Qu'elle prenne la forme d'un débat sur la production porcine ou sur la
fabrication d'organismes génétiquement modifiés (OGM), cette question
débouche sur un enjeu de taille : les conséquences sur l'environnement et,
par conséquent, sur la santé humaine. Dans ce contexte, on pourrait
s'attendre à ce que le débat sur la question soit ouvert, accessible,
articulé de manière à permettre à tous et chacun de se faire une idée sur le
sujet. Pourtant, selon le professeur d'éthique et de philosophie Alain
Létourneau, il n'en est rien. À l'heure actuelle, les inquiétudes, les peurs
et les critiques les plus passionnées côtoient les certitudes, les
enthousiasmes et les espoirs les plus débridés, et ce, au mépris d'un débat
de fond.
Spécialiste de l'argumentation dans l'espace public, Alain Létourneau
s'intéresse depuis bientôt trois ans au débat sur la santé des écosystèmes
agricoles. «Ce qui retient plus particulièrement mon attention, c'est le
point de vue du citoyen, explique-t-il.
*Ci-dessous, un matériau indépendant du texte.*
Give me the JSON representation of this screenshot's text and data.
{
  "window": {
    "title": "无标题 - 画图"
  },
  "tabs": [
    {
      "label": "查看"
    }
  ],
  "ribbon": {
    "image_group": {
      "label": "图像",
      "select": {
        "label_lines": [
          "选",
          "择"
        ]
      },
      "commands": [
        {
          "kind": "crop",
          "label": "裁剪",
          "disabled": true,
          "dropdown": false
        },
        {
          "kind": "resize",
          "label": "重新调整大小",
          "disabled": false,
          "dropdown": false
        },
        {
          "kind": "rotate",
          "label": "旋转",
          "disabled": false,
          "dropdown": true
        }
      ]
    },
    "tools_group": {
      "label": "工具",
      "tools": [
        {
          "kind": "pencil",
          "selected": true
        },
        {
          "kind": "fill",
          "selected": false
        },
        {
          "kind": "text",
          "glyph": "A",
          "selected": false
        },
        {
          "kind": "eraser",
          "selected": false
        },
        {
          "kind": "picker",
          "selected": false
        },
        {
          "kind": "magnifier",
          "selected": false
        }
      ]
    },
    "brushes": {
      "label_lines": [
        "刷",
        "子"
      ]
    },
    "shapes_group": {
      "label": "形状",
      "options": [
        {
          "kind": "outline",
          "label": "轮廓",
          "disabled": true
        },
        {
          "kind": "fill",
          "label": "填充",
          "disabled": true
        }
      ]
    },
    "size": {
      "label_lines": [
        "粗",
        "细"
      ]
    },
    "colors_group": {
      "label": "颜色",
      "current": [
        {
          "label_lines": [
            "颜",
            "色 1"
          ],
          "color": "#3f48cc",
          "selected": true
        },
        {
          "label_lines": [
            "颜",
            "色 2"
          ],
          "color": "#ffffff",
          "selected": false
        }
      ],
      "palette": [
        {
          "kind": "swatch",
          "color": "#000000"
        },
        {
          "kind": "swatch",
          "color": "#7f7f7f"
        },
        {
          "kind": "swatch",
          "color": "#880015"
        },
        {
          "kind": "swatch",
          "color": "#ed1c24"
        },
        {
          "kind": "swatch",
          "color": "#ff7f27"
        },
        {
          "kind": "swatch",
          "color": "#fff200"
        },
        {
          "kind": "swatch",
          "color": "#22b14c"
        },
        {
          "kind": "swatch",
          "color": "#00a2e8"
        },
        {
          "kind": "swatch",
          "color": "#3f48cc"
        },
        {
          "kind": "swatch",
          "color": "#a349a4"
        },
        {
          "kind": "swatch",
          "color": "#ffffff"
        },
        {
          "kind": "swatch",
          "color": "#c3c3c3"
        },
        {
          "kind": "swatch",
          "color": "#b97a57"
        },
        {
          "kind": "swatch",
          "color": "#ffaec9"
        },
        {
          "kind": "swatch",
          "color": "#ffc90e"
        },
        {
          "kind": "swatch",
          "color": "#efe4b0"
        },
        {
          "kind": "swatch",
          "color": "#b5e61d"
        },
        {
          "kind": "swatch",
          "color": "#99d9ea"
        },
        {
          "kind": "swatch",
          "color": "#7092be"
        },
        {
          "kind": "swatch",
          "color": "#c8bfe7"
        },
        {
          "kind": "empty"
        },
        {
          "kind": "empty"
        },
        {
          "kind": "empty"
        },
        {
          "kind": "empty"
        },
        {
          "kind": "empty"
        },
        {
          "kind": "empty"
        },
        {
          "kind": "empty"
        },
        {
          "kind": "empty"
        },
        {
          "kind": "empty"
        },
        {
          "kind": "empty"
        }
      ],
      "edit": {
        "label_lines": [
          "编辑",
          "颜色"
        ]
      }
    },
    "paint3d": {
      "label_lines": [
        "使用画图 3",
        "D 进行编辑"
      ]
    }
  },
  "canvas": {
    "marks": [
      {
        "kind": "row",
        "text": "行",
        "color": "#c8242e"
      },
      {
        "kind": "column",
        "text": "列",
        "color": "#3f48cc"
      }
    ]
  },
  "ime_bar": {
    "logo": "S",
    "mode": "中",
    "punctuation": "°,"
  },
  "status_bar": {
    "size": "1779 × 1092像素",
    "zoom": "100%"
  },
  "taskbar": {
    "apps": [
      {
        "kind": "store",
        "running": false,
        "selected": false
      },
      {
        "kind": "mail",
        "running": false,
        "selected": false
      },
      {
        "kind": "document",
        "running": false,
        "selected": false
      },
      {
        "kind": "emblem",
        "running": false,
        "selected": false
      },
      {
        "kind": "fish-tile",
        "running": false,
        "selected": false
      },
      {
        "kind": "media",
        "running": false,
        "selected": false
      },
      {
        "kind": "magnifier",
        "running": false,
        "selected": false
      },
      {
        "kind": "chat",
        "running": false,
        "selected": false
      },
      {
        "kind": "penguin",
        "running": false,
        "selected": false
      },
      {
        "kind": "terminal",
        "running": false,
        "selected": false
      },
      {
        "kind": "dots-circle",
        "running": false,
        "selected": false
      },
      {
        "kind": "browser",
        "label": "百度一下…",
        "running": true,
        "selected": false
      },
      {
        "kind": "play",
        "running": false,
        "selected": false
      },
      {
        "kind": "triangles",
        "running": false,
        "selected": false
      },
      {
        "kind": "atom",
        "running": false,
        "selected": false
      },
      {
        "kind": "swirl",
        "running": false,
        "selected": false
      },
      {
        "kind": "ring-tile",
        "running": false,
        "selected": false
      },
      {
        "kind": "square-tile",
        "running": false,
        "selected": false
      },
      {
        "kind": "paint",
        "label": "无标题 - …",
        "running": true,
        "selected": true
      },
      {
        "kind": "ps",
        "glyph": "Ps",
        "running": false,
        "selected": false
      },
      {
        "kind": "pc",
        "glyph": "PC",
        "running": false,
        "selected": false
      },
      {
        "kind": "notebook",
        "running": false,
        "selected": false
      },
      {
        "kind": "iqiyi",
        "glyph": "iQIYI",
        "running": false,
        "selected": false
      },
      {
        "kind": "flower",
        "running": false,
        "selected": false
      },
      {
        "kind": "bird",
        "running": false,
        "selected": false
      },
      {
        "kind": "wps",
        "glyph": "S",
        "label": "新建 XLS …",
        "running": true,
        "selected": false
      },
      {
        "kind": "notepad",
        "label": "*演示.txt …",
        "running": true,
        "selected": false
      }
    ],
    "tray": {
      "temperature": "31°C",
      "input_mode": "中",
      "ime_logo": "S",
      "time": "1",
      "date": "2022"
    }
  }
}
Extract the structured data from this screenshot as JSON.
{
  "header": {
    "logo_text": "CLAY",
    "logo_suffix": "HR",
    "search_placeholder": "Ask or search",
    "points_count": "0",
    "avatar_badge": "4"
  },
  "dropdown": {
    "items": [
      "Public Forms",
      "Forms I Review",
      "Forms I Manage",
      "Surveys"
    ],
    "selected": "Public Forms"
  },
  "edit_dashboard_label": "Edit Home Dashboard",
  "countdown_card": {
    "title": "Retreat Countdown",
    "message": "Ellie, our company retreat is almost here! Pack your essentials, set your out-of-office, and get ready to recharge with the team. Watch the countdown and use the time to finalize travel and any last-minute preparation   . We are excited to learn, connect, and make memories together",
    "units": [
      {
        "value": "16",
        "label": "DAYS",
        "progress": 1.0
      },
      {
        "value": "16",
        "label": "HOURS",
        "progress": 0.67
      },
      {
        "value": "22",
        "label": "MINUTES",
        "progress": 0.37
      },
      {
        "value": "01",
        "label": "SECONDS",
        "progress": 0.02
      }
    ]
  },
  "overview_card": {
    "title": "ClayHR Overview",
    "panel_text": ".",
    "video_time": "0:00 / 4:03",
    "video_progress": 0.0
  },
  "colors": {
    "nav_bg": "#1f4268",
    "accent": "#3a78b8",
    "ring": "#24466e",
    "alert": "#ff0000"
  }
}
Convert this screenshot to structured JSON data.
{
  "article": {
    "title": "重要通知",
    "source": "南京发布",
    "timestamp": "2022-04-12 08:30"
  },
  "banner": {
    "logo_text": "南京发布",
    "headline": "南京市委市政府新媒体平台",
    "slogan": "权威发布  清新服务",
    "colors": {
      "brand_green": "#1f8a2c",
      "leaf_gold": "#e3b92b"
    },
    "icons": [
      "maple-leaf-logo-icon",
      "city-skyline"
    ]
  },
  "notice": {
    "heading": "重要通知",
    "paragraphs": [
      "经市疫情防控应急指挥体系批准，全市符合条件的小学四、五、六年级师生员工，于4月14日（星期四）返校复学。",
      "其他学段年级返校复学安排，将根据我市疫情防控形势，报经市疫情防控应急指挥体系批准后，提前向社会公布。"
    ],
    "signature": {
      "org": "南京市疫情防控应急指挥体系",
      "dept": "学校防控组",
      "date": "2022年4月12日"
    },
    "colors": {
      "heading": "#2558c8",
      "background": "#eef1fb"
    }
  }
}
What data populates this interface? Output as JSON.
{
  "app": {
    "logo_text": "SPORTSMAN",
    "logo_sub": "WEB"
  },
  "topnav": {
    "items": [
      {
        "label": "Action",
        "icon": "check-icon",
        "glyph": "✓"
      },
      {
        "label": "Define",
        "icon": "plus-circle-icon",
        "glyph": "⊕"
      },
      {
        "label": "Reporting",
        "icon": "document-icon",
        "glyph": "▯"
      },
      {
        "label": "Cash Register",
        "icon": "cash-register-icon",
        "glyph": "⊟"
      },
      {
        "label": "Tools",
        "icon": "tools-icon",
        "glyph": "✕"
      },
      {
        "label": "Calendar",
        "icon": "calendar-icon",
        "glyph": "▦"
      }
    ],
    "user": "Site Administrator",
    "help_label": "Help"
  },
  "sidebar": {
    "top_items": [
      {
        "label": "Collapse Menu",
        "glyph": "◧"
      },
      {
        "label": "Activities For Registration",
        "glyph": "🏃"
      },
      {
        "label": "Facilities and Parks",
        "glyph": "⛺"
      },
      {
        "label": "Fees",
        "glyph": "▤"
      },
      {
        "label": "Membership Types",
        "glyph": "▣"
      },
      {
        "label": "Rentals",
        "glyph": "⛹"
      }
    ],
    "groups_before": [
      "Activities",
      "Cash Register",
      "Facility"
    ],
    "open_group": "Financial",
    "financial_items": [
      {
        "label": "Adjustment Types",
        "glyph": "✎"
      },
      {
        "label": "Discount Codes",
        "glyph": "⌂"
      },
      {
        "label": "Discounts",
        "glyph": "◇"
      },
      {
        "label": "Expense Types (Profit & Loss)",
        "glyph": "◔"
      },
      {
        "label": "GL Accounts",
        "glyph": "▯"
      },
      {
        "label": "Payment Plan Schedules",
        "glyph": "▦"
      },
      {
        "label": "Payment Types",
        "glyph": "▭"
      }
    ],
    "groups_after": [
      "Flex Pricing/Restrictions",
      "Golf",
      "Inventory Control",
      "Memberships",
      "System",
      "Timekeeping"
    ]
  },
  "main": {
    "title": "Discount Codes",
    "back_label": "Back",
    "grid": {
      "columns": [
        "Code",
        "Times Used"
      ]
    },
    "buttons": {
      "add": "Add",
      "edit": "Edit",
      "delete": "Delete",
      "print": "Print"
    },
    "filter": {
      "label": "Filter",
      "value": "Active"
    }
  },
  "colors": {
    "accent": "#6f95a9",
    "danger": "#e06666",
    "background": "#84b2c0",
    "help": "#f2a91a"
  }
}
Quelles sont les informations dont
il dispose pour se forger une opinion sur une question aussi fondamentale
que celle des OGM, pour ne prendre que cet exemple? Autrement dit, je veux
prendre le pouls du débat tel qu'il se présente depuis qu'il a commencé à
défrayer les manchettes, soit vers 1997, année du scandale du gène
Terminator.» Le professeur Létourneau bénéficie pour la réalisation de ce
projet d'une subvention du Réseau de recherches en production végétale,
d'une valeur totale de 55 000 $.
Les OGM dans la mire
Dans un premier temps, Alain Létourneau s'est consacré à l'étude de
l'argumentaire déployé dans le débat, puis il s'est penché sur les acteurs
en présence, environnementalistes, producteurs, compagnies biotechnologiques
et instances gouvernementales. Pour mieux connaître et situer les principaux
argumentaires, il a étudié les articles abordant l'«agriculture» et
l'«environnement» parus dans les médias écrits québécois et dans les
communications engendrées par les parties liées au débat, de 1997 à
aujourd'hui. Les quelque 270 articles répertoriés ont permis de dégager
quatre thèmes principaux : la politique (normes, mesures, subventions…), la
productivité (conséquence de l'économie de marché), les cours d'eau (leur
pollution) et les OGM.
Les arguments sont nombreux, autant chez les opposants que chez les
défenseurs. Prenons le seul cas des OGM, qui a fait l'objet d'un suivi
particulier de la part du chercheur. D'une part, les critiques brandissent
le spectre des effets nuisibles graves, tel le risque pour la diversité
biologique. Ils s'attaquent à l'intégrité des compagnies productrices, s'en
prennent à la vision instrumentaliste qu'ils ont de la nature et prétendent
que les pro-OGM bafouent la démocratie en imposant leur façon de faire.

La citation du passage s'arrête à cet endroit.